Both clothes and automobiles are made into fetishistic objects of art and desire. The color green speaks of mystery and haunt. The green is the color of Madeline’s car as well as her hotel. Gray is alluring but it also means “Don’t touch me.”
The film boasts a terrific score by the great Bernard Herrmann, who completely encapsulates the story of danger and neurosis within some spectacular cyclic compositions.
Hitchcock’s films entertain and thrill us but here the auteur aims for more dark moodiness than he ever had before. There are no punchlines or maniacs to be found here. In “Vertigo” there is only the push and pull of co-dependence, love and obsession. Everything feels shadowy and full of dreams. There are visual passages where the giant sequoias appear to float or create menace, pre-dating Stanley Kubrick’s mountains in “The Shining.”
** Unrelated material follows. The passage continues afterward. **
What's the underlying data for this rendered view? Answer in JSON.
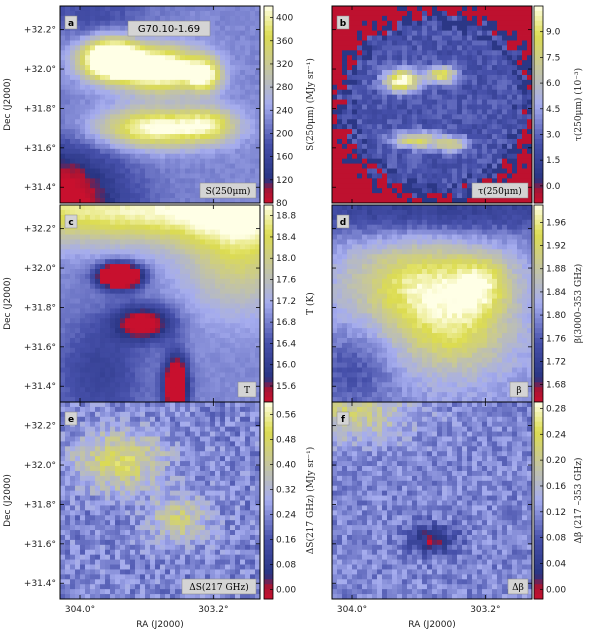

This is one Hitchcock film where the pain of love is laid bare.
Creepy it is to see Scottie as a catatonic zombie, his eyes iced gray, and creepier still is it to witness his monstrous behavior in trying to mold Kim Novak into a dream creature solely for his love satisfaction.
Madeline is a tortured feline, but she is also something of an astronaut (her spiral of hair is fixed on her head like a helmet). She is a Gothic walker of dreams with platinum blonde hair. Her dialogue is frequently about death or dreaming.
Psychological and intense, all presented in a Pop Art fashion, “Vertigo” is a genuine cinema experience that demands a big screen.
Hitchcock has never been as bold or as poignant in exploring the magnetism of Love and its darker rhythms.